Meade, quien formó parte del Gobierno de Peña Nieto, representa a la coalición Todos por México, formada por el gobernante PRI, junto con los partidos Nueva Alianza y Verde Ecologista de México. Pero ser parte del PRI se ha convertido en un peso para su campaña, ya que actualmente a este partido y al Gobierno se los relaciona con los aumentos en los niveles de inseguridad y escándalos de corrupción. Igualmente, los altos niveles de inflación y la incertidumbre frente al Tratado de Libre Comercio con EE. UU. se han convertido en una piedra en el zapato para que el candidato oficialista pueda mostrar logros en materia de economía del PRI. 

Margarita Zavala, exmiembro del PAN, quien se lanzó a la candidatura mediante la recolección de firmas, también aspira al cargo. La ex primera dama y esposa del expresidente Felipe Calderón es la sexta mujer en la historia del país que se presenta como aspirante a la presidencia. Sin embargo, se le critica la cercanía e influencia de su esposo en la campaña. 

Un quinto candidato entró a la contienda el 10 de abril, casi dos semanas después del inicio oficial de la campaña presidencial. Al exgobernador de Nuevo León, Jaime Rodríguez, conocido como El Bronco, se le aceptó su candidatura después de que interpusiera una demanda frente al Tribunal Electoral del Poder Judicial, a pesar de que el Instituto Nacional Electoral encontró múltiples anomalías en el 58% de más de dos millones de firmas que lo apoyaban.

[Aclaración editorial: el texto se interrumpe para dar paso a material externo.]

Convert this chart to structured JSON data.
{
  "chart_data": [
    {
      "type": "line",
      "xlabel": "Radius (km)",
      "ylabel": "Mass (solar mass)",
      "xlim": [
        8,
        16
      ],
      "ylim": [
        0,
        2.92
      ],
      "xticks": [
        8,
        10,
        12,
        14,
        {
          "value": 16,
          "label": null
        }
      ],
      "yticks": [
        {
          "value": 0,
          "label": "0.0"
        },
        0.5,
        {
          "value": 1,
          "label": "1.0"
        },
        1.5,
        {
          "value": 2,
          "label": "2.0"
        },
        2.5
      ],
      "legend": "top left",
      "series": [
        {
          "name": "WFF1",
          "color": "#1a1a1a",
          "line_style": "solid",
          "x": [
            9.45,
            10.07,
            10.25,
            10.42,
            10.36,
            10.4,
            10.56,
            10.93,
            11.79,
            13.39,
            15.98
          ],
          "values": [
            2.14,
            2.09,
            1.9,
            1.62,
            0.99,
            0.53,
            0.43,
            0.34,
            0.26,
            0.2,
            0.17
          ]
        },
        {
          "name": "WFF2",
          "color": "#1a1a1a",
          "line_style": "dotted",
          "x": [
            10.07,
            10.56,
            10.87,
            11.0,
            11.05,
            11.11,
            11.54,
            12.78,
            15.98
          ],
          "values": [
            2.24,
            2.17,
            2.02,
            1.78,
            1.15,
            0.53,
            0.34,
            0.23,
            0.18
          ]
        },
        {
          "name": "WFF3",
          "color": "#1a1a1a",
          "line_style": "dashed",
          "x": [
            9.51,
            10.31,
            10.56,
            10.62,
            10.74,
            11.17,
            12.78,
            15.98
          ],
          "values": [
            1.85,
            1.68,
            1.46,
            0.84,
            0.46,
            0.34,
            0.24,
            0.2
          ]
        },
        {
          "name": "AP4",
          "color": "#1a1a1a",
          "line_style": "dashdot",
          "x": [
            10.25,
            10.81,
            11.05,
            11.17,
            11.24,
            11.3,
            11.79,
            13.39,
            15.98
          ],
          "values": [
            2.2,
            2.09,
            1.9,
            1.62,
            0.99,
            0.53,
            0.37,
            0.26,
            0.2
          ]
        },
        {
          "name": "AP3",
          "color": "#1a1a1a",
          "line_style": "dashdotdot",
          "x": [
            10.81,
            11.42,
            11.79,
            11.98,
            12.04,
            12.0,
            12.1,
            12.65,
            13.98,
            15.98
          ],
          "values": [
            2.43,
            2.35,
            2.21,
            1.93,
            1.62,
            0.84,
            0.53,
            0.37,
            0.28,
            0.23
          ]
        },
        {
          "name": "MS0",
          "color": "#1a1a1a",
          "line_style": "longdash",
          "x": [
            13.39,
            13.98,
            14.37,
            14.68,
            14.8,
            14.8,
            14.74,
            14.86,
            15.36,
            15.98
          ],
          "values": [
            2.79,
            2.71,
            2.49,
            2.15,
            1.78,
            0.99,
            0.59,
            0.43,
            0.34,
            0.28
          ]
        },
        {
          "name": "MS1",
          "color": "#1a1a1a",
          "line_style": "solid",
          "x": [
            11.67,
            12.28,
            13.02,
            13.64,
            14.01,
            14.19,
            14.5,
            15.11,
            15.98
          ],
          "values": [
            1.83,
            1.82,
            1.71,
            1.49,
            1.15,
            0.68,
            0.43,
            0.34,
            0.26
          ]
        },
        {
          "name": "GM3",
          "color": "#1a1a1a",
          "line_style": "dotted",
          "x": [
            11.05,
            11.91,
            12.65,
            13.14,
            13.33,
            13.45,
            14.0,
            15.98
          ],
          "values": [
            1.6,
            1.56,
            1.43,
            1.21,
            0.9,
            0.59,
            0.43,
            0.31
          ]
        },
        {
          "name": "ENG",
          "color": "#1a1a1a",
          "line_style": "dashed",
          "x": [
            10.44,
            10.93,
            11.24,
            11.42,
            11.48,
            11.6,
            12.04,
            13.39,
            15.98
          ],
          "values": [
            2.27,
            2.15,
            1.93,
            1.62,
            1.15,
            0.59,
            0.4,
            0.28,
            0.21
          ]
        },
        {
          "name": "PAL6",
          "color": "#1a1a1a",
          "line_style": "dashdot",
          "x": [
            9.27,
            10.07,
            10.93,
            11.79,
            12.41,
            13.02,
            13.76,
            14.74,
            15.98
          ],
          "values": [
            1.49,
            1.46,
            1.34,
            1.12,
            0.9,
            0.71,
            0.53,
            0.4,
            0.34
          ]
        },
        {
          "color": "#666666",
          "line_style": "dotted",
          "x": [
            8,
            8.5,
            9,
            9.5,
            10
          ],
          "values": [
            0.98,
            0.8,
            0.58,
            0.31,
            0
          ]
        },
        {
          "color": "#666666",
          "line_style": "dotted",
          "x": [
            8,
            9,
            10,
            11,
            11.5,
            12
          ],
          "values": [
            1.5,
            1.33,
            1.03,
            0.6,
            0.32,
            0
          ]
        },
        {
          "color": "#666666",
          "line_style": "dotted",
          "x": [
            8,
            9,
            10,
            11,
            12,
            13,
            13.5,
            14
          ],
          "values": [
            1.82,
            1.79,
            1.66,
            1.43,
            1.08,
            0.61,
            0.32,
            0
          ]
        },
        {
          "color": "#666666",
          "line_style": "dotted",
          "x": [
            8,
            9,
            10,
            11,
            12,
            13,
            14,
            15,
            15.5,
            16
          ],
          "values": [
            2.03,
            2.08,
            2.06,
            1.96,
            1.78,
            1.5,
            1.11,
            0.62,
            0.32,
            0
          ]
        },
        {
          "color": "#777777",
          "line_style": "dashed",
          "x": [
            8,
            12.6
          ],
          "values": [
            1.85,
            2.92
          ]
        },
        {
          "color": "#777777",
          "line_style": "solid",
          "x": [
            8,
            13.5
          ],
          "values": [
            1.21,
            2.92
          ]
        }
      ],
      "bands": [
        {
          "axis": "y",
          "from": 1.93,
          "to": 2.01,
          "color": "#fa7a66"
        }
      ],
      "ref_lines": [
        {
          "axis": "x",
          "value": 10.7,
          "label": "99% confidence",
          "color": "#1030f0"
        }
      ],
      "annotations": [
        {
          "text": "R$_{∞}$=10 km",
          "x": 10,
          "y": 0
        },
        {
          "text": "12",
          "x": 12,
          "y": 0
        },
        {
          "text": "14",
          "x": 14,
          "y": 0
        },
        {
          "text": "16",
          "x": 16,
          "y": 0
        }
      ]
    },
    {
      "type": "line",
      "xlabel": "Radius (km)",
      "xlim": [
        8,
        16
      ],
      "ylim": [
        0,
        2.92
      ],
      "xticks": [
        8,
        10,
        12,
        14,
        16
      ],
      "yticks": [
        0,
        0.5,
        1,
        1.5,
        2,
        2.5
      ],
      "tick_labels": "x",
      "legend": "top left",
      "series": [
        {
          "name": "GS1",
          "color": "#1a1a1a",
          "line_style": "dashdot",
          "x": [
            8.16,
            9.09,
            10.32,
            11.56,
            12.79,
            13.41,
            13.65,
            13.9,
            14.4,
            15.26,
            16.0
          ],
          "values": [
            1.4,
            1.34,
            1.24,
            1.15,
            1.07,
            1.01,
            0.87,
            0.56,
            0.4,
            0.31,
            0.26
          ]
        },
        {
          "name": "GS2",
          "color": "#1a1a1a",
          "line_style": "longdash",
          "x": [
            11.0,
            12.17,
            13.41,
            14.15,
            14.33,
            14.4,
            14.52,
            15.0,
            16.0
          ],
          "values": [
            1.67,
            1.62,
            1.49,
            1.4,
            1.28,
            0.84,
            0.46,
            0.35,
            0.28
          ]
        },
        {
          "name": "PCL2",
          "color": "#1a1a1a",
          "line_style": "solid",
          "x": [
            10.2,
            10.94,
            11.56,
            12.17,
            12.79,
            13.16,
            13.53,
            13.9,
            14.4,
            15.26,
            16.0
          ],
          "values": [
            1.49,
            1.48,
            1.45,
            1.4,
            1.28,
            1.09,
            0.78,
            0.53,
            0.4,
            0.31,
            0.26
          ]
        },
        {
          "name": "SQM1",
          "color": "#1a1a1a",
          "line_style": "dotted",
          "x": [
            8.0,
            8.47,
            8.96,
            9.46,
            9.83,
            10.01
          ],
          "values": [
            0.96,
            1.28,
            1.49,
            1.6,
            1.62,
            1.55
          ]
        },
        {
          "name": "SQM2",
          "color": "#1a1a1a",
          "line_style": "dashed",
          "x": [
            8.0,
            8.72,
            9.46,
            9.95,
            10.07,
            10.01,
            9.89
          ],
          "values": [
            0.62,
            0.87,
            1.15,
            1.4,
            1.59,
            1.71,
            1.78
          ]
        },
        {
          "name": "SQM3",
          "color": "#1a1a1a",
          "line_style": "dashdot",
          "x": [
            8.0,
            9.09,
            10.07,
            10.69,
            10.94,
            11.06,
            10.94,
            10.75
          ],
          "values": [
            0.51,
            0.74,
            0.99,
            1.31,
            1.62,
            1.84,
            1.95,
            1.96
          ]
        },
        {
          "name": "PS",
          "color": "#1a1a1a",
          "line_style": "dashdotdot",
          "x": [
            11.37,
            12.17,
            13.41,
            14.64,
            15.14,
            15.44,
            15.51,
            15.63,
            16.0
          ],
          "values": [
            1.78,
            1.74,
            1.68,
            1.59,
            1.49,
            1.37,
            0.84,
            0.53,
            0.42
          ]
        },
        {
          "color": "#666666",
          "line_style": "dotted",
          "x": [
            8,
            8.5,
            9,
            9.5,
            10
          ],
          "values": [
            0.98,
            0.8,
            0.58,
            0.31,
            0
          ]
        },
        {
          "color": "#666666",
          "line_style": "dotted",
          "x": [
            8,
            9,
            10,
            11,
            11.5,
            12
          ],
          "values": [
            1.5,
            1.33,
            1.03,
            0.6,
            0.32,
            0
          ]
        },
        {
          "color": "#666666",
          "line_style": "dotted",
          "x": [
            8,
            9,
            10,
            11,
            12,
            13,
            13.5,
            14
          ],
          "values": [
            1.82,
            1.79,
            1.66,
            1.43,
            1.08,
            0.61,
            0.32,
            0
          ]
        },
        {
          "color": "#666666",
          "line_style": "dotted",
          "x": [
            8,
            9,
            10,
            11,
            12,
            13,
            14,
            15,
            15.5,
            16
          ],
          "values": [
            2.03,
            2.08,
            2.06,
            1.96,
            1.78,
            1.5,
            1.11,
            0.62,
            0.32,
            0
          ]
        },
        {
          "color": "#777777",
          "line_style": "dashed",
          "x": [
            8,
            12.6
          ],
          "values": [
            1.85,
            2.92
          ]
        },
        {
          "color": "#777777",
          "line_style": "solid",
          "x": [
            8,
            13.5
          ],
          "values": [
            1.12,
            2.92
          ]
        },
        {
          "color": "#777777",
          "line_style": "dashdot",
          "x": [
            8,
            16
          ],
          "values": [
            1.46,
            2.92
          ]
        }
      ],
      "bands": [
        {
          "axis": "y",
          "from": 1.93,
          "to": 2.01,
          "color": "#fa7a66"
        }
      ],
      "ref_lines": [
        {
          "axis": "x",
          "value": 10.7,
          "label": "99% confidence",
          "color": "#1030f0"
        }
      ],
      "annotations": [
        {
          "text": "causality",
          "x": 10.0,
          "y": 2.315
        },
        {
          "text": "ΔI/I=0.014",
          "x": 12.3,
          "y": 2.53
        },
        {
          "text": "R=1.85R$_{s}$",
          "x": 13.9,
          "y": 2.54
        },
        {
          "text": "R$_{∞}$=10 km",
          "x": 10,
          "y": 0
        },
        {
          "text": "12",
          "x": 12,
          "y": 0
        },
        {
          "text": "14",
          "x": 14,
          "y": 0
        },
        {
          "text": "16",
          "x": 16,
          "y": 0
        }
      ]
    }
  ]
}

A pesar de la cantidad de candidatos, un modelo electoral del periódico El País otorga el 79% de probabilidad a que AMLO gane la presidencia; Anaya tiene el 16% y Meade el 5%. En términos prácticos, que AMLO no gane sería tan probable como fallar un penal. Es decir, hay mucha probabilidad de que sea elegido, pero no hay completa certeza.

No es la primera vez que López Obrador es el favorito en las encuestas y, aun así, se trata de su tercer intento por llegar a la presidencia. No obstante, la inseguridad, la corrupción e incluso el presidente Donald Trump parecen acercarlo cada vez más a la presidencia.

Igualmente, sus contrincantes están divididos y se atacan constantemente por subir en las encuestas. Así, la ventaja de López Obrador se debe no solo a su discurso sino también a los errores cometidos por sus opositores. Mientras AMLO ha puesto sobre la mesa el tema de la inseguridad y la corrupción, el candidato del PRI tiene dificultad para acatar las actuaciones de su partido, y Anaya, por su lado, aún enfrenta la investigación por presunto lavado de dinero.

A todo lo anterior debe sumarse que se espera que a las urnas se acerquen cerca de 12 millones de nuevos votantes, los famosos millenials, que buscan un cambio y que han vivido en carne propia los estragos del narcotráfico, la violencia y la corrupción. Jóvenes que ven en el statu quo la razón de los problemas por los que atraviesa el país y que no temen elegir a un candidato de la izquierda después del control casi ininterrumpido del poder por parte del PRI desde 1929.